The bursting bubble – Dr Ayesha Razzaque


The past few weeks in Karachi saw extraordinary flooding, including in its poshest residential areas administered by the DHA and CBC.

Urban flooding during monsoon season is an annual event, but the destruction this year has few precedents in recent decades. A lot has been written about the reasons (all correct) for the flooding – ranging from climate change, bureaucratic/ political deadlocks, administrative incompetence and/or neglect, a lack of city planning.

Which one is the most damaging depends on whom you ask. Over the years, those who could escaped the misery of Karachi’s neglected neighborhoods by buying their ways to nicer neighborhoods. However, the protective bubble could stave off disaster for only so long.

In the mid-2000s, incomes in Pakistan started rising, putting private school education within the reach of a growing segment of the population. Private schools that once had a single branch in a few major cities, obliged and met this demand by expanding their presence to multiple branches within the same city. What once was the exclusive domain of the elite few was now within the grasp of working professionals and senior bureaucrats and military officers.

The result was an exodus from the best schools and colleges managed by the government and the armed forces. Student vacancies were filled by children of the next-lower socio-economic segment of society, but their parents did not bring the same level of influence and oversight as those who had departed for private schools. Instead of agitating for positive change, those with means escaped the systemic problems of public schools by buying their way out, creating their own protective bubble.

In the Pakistani context, the abandonment of public services by the professional and upper-middle class was not driven solely by inadequacy, but were also driven by cultural economics that confers a higher social status on those availing private services in a race to keep up with the Joneses that is endemic to our region. Ask someone where their kids go to school, and by the second or third sentence you will also learn how much they are paying in school tuition fee.

As time passed and tuition fees of private schools continued to climb but wages stagnated, the recent arrivals began feeling the pinch. What has followed are years of protests that flare up time and again against tuition fee increases seen as excessive. However, by now the conditions of once great public schools have changed so much that going back to them is no longer seen as an option, not only for reasons of educational quality but also for fear of downgrading one’s social status. For many, the protective bubble they had bought themselves is bursting. Their escape from the reality of public schools, thwarted.

This year we witnessed something similar in the healthcare sector. For years, those with means escaped the wretched conditions of public health services by buying better services from private healthcare service providers. But as the Covid-19 pandemic struck, the public was trapped between the prohibitive cost of extended-term care by private healthcare providers and the pathetic conditions of most public hospitals. Just like the extended neglect of Karachi’s civic administration and services, the deterioration of public education and healthcare services came back to affect everybody.

The consistent takeaway is that try as you may to take yourself out of the market for public services, you cannot remain immune from wider decline forever. If you can count yourself among the privileged, or are educated and informed on an issue, not only is it an ethical responsibility to continue to lend your voice to fellow citizens’ just causes, it is also in your selfish self-interest.

I do not wish to disparage social media activism because it has its place, but engagement is fickle, amorphous, divided among cliques, and easily displaced by whatever is tomorrow’s trend. What we need more of is organized and persistent lobbying and campaigning for issues and demand the media take them up and keep them in the public consciousness until elected representatives and public servants are obligated to act. Would you not rather have evening news shows talk about issues that affect most citizens, rather than weeks of continuous political Kabuki that has no bearing on most people’s lives?

A news report from 2016 conservatively estimated the number of NGOs operating in Pakistan between 100,000 and 150,000. I have seen or heard of hundreds of NGOs that work in the education and child development sector. How is it then that in the ongoing debate about the Single National Curriculum (SNC), which directly pertains to education, their raison detre, almost all of them are absent from the public debate? Why are we only hearing only a handful of largely unaffiliated voices?

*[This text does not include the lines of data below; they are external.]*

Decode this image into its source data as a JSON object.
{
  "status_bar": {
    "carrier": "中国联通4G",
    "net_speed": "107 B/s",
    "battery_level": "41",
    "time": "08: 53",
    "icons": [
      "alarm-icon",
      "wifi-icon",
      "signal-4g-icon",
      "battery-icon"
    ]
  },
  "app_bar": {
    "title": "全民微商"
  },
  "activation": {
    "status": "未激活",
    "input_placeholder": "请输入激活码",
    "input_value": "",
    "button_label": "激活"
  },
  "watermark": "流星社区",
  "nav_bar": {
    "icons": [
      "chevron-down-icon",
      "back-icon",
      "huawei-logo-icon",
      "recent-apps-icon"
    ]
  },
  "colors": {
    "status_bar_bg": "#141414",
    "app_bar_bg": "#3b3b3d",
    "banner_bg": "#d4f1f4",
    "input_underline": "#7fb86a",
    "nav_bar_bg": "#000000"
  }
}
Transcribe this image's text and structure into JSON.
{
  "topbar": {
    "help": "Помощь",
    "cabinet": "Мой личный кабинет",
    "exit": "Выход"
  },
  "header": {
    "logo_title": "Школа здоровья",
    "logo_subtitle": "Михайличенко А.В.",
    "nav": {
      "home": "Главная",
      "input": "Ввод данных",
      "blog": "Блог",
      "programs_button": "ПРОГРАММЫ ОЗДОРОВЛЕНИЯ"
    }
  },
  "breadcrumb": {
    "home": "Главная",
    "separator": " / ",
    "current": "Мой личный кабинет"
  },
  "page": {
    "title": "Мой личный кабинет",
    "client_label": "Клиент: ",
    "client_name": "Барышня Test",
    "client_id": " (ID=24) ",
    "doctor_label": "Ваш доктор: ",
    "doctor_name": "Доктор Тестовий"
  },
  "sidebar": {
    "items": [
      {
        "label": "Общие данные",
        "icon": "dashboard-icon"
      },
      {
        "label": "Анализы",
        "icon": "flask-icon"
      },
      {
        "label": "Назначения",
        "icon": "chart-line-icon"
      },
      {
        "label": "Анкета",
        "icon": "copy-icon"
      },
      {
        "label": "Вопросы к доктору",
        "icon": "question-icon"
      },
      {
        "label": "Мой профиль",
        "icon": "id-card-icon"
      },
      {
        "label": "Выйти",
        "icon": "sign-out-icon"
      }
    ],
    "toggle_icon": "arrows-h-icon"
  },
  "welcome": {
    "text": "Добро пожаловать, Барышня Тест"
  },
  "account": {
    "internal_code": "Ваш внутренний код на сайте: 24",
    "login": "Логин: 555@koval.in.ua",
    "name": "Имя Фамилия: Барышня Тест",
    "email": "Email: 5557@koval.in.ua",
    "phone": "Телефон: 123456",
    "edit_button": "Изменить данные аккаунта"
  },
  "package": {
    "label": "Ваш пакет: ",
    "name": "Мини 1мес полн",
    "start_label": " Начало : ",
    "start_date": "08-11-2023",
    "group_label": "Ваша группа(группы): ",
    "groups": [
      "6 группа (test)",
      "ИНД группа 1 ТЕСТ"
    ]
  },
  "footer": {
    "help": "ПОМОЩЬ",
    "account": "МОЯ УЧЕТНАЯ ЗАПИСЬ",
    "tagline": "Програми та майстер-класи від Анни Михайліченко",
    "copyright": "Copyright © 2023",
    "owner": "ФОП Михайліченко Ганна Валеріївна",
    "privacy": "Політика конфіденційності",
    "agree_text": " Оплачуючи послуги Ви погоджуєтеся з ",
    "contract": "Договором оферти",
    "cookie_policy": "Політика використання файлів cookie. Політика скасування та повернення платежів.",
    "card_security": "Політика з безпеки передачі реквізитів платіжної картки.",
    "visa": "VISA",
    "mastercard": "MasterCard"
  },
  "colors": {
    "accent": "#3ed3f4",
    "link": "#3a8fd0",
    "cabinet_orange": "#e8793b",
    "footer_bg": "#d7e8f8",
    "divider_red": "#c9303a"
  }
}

Even opposition parties’ politicians are either on board with the SNC (PPP in Sindh) or unconcerned for the most part. While the issue has received some media coverage, it is only a trickle compared to the breathless non-stop coverage of political soap opera stories.

If the majority of these hundreds of thousands of NGOs cannot be counted on to advocate on the public’s behalf, it falls to ordinary citizens to organize and persist in following up on issues related to public policy. For example, parents of private school children have organized, appeared in courts, lobbied, and actively engaged in advocacy. Some of the research reports these citizen groups have produced and published online are actually better than what some NGOs produce. A recent positive example that springs to mind was last month, when Cambridge botched its results and voices of students and parents compelled it to review its grade prediction.

The SNC will not reduce the inequitable access to opportunities for the pursuit of life, liberty and happiness as is claimed, but civic engagement and advocacy for the good of all, particularly by those who seem to have the least to gain by it, might. If you think you have no dog left in the fight because you exited public services, you are wrong, because what happens to most of us, affects all of us.

The writer is an independent education researcher and consultant. She has a PhD in Education from Michigan State University.